In experiments with Bacillus megaterium, the menaquinone pool has been observed to be in a highly reduced state (up to 85% reduced) when cells were grown anaerobically, while in the same cells under aerobic conditions this pool was found to be only 10% reduced (Kröger et al., 1971). However, to obtain these results an approach is required that uses specialized equipment; and this approach is only suitable for species with a single type of quinone. DMK too has been assessed in a similar fashion, in Hemophilus parainfluenzae (White, 1965). These levels for MK and DMK are not very different from what has been observed in E. coli for UQ (Bekker et al., 2007). It would be very interesting to find out whether DMK and MK can be reduced to a similarly high level in E. coli, but such experiments are technically very challenging. It is relevant to note that with a similar procedure as the one used here, plus extra precautions for very rapid analysis, it was possible to analyze the in vivo redox state of plastoquinone in Synechocystis sp. PCC6803 (Schuurmans et al., 2014). We do anticipate, however, that the data on the in vivo amount of reduced naphtoquinones reported in this contribution represent a gross underestimate due to the rapid autooxidation of these quinones.

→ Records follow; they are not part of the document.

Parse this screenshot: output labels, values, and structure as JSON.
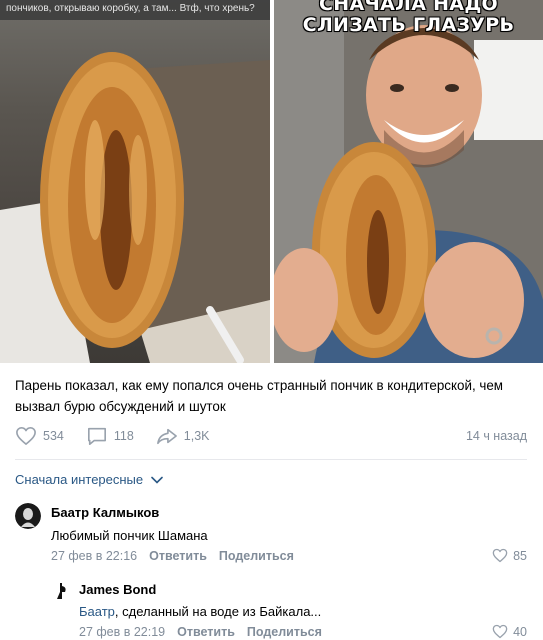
{
  "photos": {
    "left_caption": "пончиков, открываю коробку, а там... Втф, что хрень?",
    "right_overlay": "СНАЧАЛА НАДО СЛИЗАТЬ ГЛАЗУРЬ"
  },
  "post": {
    "text": "Парень показал, как ему попался очень странный пончик в кондитерской, чем вызвал бурю обсуждений и шуток",
    "likes": "534",
    "comments": "118",
    "shares": "1,3K",
    "time": "14 ч назад"
  },
  "comments_sort": {
    "label": "Сначала интересные"
  },
  "comments": [
    {
      "author": "Баатр Калмыков",
      "text": "Любимый пончик Шамана",
      "date": "27 фев в 22:16",
      "reply_label": "Ответить",
      "share_label": "Поделиться",
      "likes": "85"
    },
    {
      "author": "James Bond",
      "mention": "Баатр",
      "text": ", сделанный на воде из Байкала...",
      "date": "27 фев в 22:19",
      "reply_label": "Ответить",
      "share_label": "Поделиться",
      "likes": "40"
    }
  ],
  "colors": {
    "link": "#2a5885",
    "meta": "#818c99",
    "divider": "#e7e8ec"
  },
  "icons": [
    "heart-icon",
    "comment-icon",
    "share-icon",
    "chevron-down-icon"
  ]
}
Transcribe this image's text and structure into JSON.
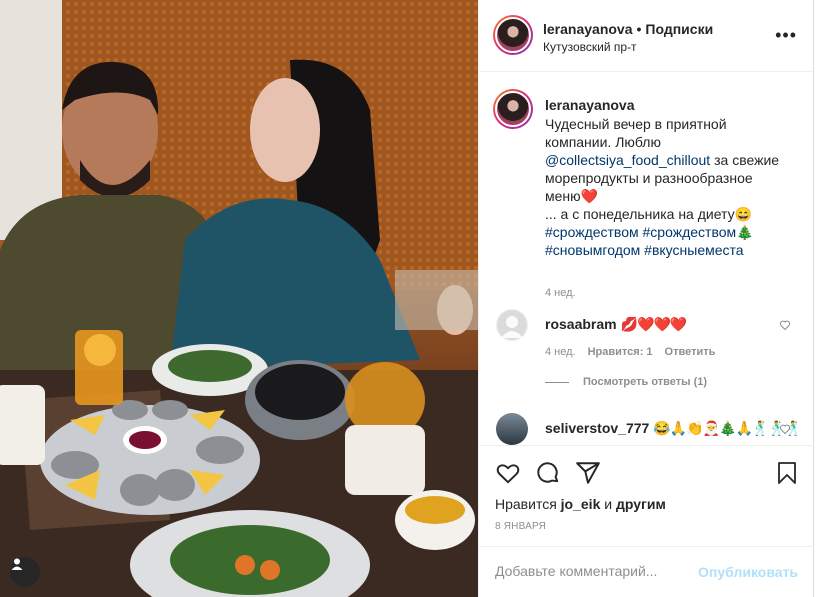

To understand the modulation of the activity of ArcB in even more detail multi-omics analyses will be necessary, similar to the ones recently published for glucose repression (Borirak et al., 2015). That approach provides a more detailed picture of the metabolic consequences of ArcB (de)activation, and also an independent and complementary way to assay this via transcript profiling (e.g., Wareham et al., 2016). In such future experiments it will be an asset to be able to modulate the size of the proton motive force independently and orthogonally, e.g., with a light-dependent proton pump like proteorhodopsin, because of the recent report that that will allow an independent modulation of the rate of formation of ROS (see Na et al., 2015). Such an approach would then also allow for an independent test whether the size of the proton motive force and ROS formation can or cannot directly modulate the activity of ArcB (Bogachev et al., 1995; Iuchi and Weiner, 1996; Malpica et al., 2004).